The lack of consensus at the top has been the case for at least five years. All that the Chinese party-state has shown itself capable of is a combination of muddling through, hollow policy slogans (unfunded mandates) and money thrown at problem-plagued sectors (hoping that investment will produce return). But China’s key challenges — social inequity, environmental damage, rigidities of the educational system, lack of innovation, depressed consumer consumption, the demographics of aging and unbalanced sex ratios, labor mobility, lack of transparency and accountability, ineffective rule of law, poor provision of public goods, and weak “soft power” abroad — are all qualitative issues that do not lend themselves to state investment such as building high-speed rail or harbors.
Another obstacle is institutional. While leaders matter in the Chinese system, institutional interests count for far more. China may not be a democracy, but it has strong bureaucratic and interest-group politics. For the past five years real reform has been blunted by the “Iron Quadrangle”: mammoth state-owned enterprises, the internal security apparatus, the military and the conservative wing of the Communist Party. The coalition of these four power interest groups “captured” Hu, who was too weak and disinclined to stand up to them, and they stalled reforms.
This is the political landscape that Xi and the new Chinese leadership inherit.
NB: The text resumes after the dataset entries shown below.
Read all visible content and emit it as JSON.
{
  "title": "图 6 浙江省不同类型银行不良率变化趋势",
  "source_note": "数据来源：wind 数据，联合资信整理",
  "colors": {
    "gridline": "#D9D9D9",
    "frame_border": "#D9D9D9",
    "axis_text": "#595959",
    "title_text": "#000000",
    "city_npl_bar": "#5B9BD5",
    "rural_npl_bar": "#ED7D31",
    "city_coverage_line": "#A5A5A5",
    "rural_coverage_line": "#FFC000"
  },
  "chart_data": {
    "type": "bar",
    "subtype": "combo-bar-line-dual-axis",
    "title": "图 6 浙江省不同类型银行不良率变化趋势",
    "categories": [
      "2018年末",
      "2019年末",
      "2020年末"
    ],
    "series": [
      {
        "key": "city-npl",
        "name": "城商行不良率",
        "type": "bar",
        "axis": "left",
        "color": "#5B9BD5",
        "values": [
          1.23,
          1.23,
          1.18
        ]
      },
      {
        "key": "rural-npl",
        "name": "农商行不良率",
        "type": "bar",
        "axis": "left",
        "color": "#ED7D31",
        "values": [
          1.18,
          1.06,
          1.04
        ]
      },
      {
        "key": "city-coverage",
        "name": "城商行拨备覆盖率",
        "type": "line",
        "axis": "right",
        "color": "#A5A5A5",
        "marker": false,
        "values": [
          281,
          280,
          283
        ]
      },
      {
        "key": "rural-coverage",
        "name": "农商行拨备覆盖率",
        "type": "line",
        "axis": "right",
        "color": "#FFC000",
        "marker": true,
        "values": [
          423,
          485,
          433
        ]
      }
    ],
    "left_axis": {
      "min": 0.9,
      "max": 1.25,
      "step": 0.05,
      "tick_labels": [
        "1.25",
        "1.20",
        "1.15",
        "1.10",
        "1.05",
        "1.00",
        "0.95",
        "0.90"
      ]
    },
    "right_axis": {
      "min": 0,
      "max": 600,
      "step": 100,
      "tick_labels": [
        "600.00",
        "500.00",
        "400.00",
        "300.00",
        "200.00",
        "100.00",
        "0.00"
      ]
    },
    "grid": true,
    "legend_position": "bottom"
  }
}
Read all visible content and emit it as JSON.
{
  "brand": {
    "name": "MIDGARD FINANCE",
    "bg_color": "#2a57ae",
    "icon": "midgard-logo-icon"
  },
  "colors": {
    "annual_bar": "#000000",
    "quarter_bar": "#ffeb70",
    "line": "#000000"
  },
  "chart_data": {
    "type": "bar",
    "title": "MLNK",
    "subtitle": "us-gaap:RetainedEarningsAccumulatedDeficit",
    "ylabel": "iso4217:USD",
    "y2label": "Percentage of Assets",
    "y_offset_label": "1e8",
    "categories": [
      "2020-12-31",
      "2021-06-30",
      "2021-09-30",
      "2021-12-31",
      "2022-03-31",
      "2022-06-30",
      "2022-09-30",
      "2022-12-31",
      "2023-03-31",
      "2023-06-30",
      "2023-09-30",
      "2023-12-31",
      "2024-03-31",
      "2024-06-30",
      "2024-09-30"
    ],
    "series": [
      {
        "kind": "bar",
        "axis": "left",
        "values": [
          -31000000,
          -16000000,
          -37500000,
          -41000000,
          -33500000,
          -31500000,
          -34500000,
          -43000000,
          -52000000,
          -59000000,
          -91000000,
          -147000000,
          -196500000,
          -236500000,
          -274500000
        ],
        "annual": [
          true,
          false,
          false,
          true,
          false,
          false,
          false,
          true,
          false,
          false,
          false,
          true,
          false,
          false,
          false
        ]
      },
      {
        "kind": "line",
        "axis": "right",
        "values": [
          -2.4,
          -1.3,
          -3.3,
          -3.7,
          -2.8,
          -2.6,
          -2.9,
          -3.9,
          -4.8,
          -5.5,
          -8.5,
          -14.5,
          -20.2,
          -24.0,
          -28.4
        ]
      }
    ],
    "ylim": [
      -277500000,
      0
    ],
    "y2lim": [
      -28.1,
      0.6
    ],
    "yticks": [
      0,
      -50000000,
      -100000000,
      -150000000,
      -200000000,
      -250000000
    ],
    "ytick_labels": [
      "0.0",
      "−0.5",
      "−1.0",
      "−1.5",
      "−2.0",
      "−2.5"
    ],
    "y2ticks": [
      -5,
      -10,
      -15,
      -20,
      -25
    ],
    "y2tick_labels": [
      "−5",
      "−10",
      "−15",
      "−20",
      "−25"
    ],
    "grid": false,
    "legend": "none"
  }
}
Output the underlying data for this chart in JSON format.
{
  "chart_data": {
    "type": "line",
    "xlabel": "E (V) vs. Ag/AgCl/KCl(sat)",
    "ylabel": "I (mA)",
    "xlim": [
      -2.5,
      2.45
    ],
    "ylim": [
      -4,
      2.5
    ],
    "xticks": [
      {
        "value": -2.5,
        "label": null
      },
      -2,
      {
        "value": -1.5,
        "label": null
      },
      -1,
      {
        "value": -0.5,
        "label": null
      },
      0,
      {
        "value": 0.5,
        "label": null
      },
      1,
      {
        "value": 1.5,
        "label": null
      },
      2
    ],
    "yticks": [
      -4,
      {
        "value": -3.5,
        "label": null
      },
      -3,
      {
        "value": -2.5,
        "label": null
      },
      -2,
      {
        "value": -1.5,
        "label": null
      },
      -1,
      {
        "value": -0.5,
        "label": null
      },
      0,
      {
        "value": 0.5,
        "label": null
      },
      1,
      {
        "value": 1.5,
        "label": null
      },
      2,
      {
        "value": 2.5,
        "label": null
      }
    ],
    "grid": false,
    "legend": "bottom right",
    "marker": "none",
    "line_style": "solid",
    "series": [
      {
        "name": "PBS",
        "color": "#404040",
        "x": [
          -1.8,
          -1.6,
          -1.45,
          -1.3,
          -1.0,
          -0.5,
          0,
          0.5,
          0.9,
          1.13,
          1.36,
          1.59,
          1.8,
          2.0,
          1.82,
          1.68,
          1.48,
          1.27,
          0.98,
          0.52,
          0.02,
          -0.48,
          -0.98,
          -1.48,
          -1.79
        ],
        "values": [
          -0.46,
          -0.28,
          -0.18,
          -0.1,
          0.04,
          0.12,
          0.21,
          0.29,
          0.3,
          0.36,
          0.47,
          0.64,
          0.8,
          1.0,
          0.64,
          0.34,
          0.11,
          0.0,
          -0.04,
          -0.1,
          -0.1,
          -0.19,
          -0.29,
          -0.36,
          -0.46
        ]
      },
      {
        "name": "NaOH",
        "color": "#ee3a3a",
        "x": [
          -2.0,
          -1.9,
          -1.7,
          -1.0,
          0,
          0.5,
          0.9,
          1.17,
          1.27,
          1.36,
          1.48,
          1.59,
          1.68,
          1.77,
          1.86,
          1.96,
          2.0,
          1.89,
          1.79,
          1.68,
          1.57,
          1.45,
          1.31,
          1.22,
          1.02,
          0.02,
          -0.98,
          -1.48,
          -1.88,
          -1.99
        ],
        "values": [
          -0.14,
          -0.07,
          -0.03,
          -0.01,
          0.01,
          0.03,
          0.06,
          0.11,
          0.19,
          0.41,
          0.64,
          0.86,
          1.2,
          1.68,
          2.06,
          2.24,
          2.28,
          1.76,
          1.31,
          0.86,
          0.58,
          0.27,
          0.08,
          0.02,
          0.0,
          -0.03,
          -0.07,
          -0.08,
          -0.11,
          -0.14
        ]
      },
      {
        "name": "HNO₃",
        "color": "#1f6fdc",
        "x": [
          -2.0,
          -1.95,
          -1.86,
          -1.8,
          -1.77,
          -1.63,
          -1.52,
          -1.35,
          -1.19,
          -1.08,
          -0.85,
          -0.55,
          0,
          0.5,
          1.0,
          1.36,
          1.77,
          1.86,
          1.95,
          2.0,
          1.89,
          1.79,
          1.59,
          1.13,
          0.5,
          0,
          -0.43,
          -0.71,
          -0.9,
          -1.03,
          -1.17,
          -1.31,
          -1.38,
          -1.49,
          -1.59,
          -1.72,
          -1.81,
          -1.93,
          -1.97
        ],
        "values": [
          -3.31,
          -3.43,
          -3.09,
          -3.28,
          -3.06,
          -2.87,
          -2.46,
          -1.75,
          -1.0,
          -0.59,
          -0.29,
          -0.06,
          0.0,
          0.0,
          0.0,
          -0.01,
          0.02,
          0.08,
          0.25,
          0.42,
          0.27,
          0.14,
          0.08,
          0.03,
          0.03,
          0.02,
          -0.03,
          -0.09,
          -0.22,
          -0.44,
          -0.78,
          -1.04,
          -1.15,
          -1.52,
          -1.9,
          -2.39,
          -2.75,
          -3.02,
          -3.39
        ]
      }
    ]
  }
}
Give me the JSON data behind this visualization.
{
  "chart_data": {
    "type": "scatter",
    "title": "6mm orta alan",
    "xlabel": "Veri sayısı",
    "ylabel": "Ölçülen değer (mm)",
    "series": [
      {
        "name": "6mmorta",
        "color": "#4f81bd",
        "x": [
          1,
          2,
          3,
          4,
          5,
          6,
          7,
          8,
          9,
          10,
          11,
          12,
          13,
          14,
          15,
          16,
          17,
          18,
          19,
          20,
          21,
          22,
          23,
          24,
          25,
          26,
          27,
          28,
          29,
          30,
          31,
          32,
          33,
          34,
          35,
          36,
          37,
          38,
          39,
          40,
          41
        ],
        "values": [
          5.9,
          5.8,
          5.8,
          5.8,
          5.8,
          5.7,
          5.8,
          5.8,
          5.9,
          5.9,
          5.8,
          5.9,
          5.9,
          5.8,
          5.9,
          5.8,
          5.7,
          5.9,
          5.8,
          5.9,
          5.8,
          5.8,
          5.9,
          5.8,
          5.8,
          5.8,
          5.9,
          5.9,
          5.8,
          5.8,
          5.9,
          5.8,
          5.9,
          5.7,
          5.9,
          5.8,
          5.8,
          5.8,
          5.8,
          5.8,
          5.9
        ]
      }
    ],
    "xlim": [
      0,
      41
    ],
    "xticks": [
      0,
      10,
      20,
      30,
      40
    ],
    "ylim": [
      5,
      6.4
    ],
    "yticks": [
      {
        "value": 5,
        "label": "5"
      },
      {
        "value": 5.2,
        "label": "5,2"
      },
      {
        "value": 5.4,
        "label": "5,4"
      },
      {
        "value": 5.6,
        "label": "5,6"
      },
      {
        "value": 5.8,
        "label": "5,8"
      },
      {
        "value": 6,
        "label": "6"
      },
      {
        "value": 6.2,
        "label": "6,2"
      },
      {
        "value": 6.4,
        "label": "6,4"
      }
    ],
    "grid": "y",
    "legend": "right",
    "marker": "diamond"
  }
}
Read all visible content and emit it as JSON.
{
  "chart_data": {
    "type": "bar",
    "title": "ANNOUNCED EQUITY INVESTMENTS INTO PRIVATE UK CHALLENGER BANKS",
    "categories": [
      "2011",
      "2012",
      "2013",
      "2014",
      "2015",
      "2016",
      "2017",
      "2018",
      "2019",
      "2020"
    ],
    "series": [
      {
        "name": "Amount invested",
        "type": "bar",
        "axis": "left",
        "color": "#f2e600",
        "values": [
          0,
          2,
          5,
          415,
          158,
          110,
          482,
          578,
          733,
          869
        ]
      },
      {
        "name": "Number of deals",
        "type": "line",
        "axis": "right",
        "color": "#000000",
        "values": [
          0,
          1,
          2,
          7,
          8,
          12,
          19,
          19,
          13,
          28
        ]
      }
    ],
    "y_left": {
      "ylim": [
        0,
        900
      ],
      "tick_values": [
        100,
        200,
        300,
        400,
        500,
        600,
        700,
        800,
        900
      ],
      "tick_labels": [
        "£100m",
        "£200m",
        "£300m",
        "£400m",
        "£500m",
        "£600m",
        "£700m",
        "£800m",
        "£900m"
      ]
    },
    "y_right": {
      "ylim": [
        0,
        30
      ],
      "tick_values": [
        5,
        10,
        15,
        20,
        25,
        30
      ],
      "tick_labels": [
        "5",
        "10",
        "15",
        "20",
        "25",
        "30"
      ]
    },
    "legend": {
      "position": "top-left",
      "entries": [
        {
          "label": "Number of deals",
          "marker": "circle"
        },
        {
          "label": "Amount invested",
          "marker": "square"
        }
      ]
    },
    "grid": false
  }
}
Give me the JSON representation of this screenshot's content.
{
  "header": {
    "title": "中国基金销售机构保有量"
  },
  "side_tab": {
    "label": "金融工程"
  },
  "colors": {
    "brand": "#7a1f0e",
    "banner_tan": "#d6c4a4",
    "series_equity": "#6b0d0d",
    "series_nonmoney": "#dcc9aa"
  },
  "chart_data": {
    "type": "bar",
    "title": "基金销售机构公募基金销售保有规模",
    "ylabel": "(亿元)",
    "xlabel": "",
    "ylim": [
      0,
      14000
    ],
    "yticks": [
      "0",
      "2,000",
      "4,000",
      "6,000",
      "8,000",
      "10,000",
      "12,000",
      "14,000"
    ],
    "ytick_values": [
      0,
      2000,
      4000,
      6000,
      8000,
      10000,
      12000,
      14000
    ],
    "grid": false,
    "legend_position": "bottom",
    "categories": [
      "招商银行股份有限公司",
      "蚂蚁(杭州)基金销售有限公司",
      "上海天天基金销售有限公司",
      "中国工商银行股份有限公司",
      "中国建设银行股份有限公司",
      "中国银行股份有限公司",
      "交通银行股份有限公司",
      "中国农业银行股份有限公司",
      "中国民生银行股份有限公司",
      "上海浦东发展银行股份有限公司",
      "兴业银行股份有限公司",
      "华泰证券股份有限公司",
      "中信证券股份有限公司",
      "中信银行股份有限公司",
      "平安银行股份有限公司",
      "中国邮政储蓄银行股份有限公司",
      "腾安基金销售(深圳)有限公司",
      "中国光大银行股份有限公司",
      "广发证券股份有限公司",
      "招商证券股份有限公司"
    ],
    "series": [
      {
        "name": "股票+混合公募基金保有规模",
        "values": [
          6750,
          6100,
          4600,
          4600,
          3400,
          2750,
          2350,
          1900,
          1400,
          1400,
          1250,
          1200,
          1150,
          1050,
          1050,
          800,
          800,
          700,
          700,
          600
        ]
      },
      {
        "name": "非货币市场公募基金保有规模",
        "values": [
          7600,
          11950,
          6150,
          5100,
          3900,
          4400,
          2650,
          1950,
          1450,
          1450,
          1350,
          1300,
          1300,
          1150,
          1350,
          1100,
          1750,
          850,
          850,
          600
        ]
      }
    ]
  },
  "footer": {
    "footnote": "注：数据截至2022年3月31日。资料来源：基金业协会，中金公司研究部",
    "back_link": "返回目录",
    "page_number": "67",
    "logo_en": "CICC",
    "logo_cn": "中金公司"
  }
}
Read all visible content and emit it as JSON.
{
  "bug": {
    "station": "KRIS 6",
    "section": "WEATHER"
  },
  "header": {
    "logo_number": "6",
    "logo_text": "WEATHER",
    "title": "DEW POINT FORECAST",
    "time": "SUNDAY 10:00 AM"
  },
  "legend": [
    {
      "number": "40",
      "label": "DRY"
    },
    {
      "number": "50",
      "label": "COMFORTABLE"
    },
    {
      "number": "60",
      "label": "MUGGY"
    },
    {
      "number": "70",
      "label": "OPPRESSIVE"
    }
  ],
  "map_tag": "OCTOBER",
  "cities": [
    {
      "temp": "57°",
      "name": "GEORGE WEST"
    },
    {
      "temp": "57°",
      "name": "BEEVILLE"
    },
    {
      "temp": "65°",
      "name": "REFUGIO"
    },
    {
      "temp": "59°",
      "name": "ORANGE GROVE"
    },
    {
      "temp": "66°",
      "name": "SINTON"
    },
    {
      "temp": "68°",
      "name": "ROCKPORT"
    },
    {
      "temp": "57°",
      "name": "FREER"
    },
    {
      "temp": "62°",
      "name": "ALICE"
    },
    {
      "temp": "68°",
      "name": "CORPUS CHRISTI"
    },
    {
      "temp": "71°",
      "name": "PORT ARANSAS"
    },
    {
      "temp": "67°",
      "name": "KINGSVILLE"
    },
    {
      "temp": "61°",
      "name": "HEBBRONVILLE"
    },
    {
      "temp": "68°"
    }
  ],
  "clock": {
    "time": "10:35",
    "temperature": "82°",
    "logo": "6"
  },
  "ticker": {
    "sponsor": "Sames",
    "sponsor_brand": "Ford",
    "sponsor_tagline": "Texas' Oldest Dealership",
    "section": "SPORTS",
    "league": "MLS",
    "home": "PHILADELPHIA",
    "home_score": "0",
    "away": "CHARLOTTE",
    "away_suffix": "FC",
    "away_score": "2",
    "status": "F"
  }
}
For his part, Xi, like Hu, remains a cipher: We do not know whether he is a closet reformer, a real reformer or another apparatchik-technocrat. His background suggests the last. At least he smiles and has a warmer public persona than the wooden Hu. Nonetheless, Xi & Co. will be trapped by these and other powerful vested interests that strangled the would-be reforms of Hu’s more progressive advisers and the acolytes of his predecessor, Jiang Zemin.
To break the Iron Quadrangle and launch the much-needed new reforms will require enormous vision and willpower on Xi’s part, an investment of huge institutional resources to buy them off, and time. It will be at least two years before Xi can consolidate his power and be in a position to tackle the powerful vested interests that run China today. And it is not clear that he is even so inclined.